Located at the foothills of the southern Appalachians, the landscape of Atlanta is predominantly characterized by rolling hills and broad, smooth uplands. The Chattahoochee River is one of the most prominent natural features of Atlanta. It forms the northwestern boundary of the city, flowing through a valley, which ranges from 150 to 400 feet in depth and from two to five miles in width from rim to rim. On the eastern side of the metro area, Stone Mountain rises high above the tallest pines. At 825 feet tall, it is the world's largest free-standing piece of exposed granite.

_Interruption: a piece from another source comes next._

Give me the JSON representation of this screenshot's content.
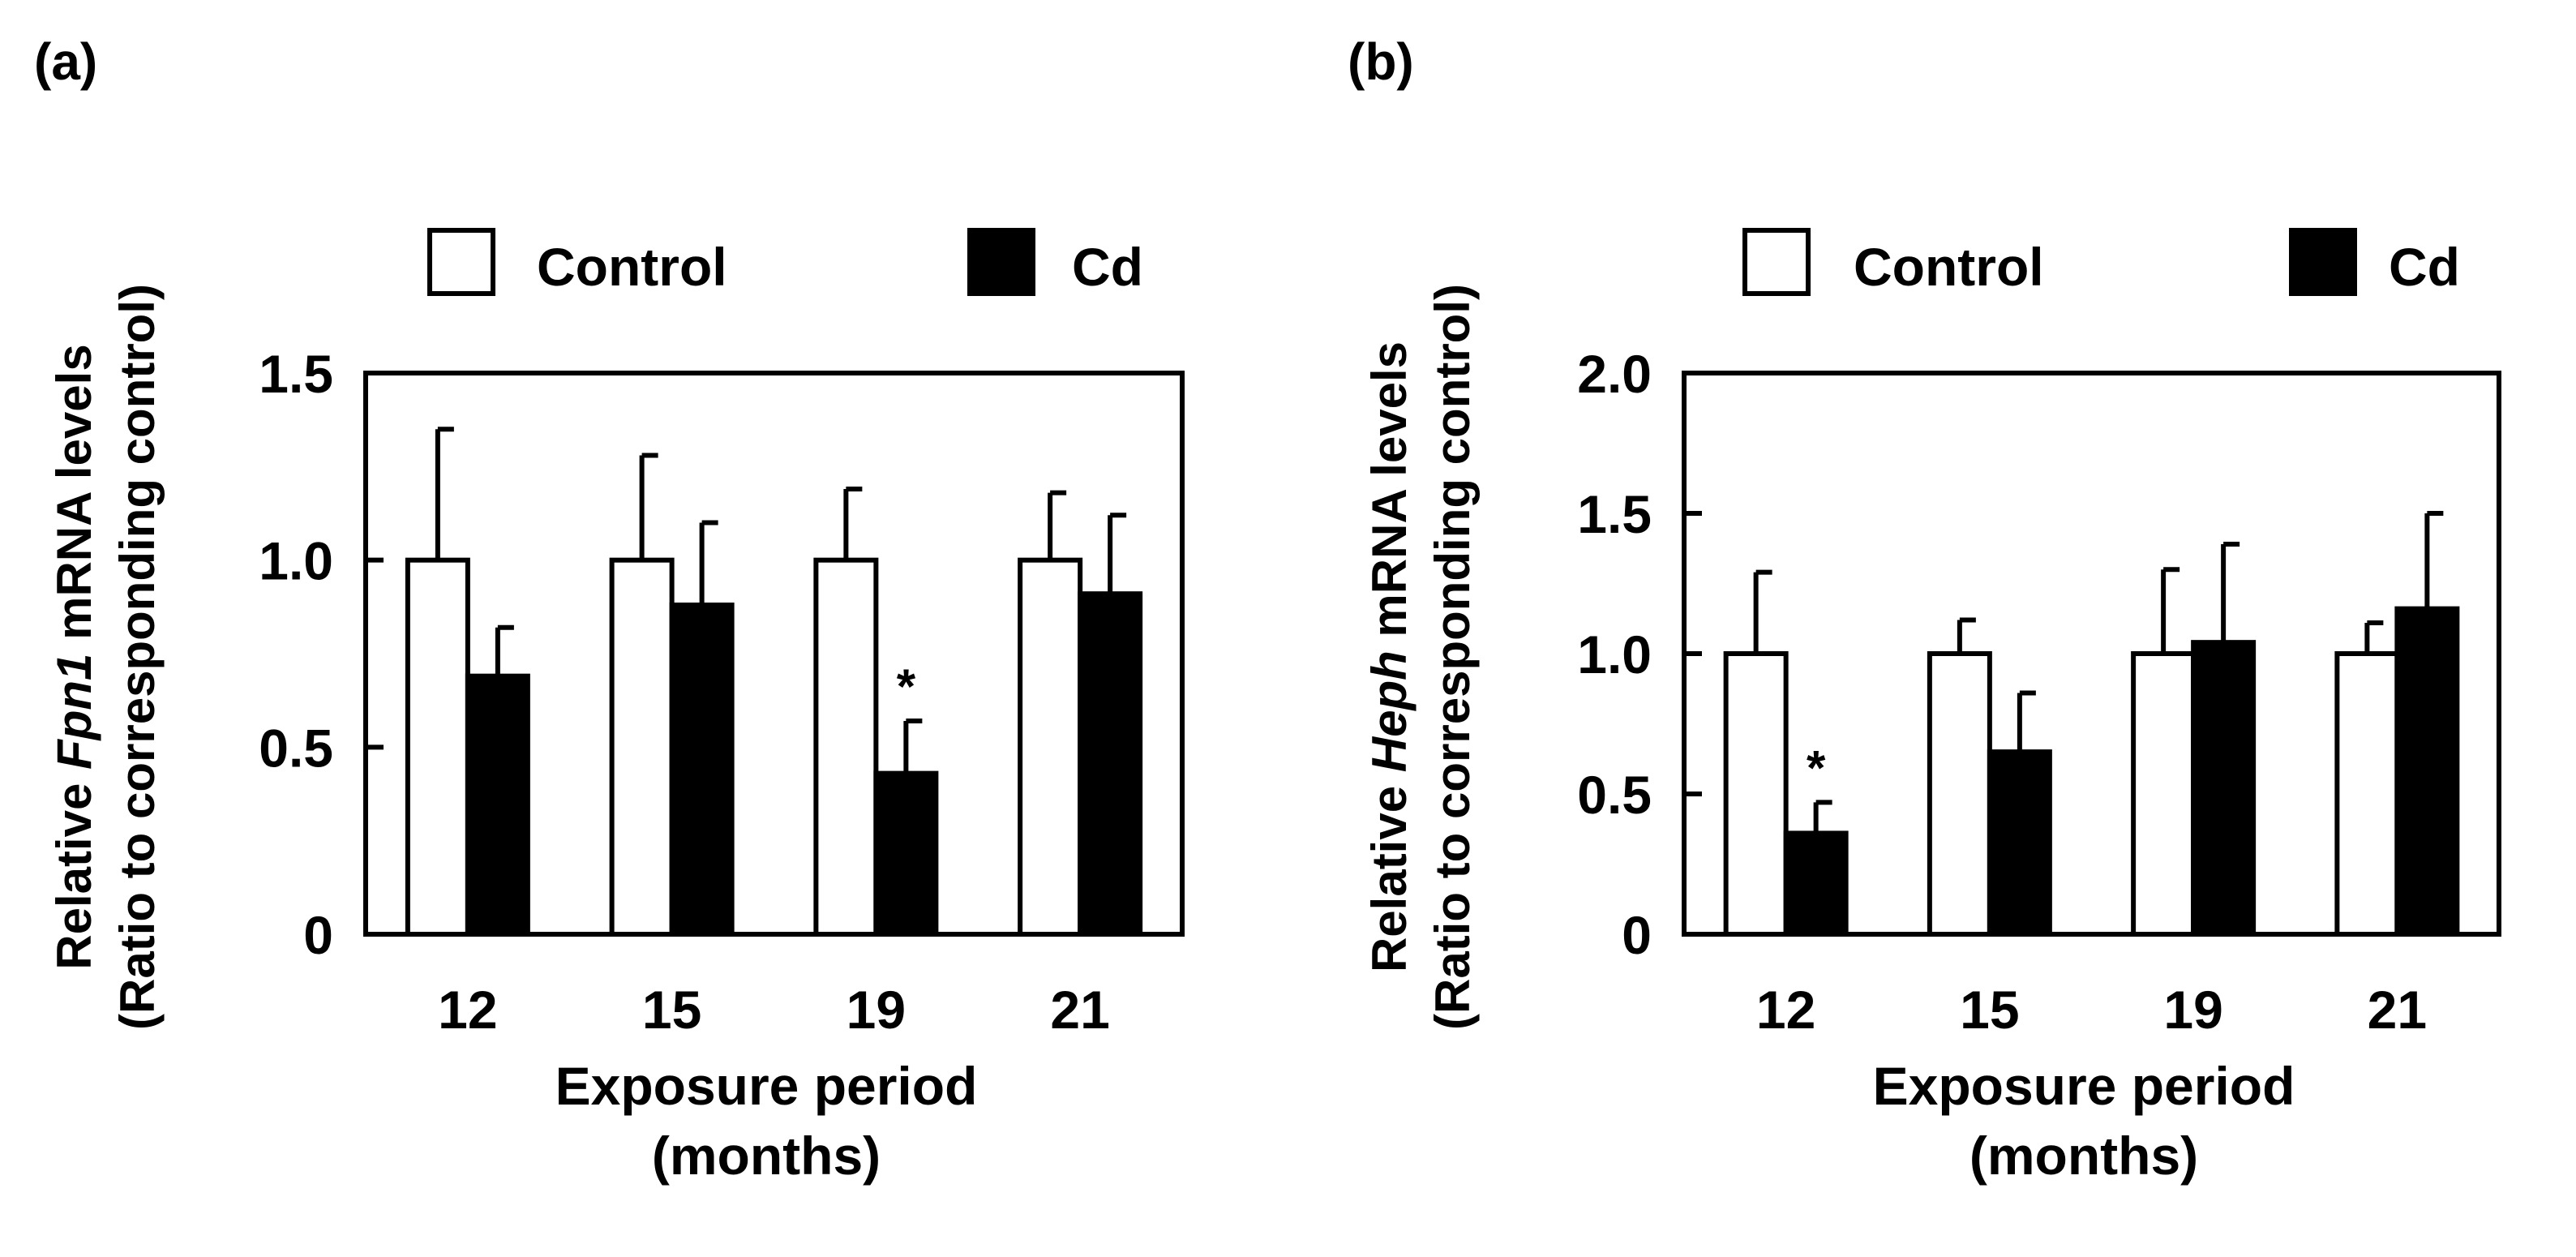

The Atlanta metropolitan area has no natural boundaries, so the metropolitan area is large, encompassing 8,376 square miles. Across the region, 28 counties and 140 municipalities govern. The City of Atlanta, in the center of the metropolitan area, encompasses 131 square miles.
Ask any Atlantan to name a word to describe the changing Atlanta population, the word dynamic often comes to mind. It describes the rapid changes the city has seen and will see in Atlanta demographics over the next 10 years. In the past six years, the metro area has added more than 142,000 people annually, more than any other in the United States. At this growth rate, the Atlanta, Georgia population of the metropolitan area is predicted to be more than 5.5 million people in 2009.
Atlanta attractions offer something diverse for everyone; the world's largest aquarium Georgia Aquarium, Six Flags over Georgia, Inside CNN Tour, The Children's Museum of Atlanta, and all circling Centennial Olympic Park. Don’t forget about the Eastern Continental Divide, a continental divide in the U.S. that separates the Gulf of Mexico drainage from the watersheds that flow directly into the Atlantic Ocean, which runs right through downtown Atlanta and then east and through Decatur. Rainwater that falls on the south and east side of the divide runs eventually into the Atlantic Ocean while rainwater on the north and west side of the divide runs into the Gulf of Mexico. Also, You can ride your bike from Atlanta to Alabama on the Silver Comet Trail, a recreational path that begins in Smyrna and runs all the way across the Alabama border.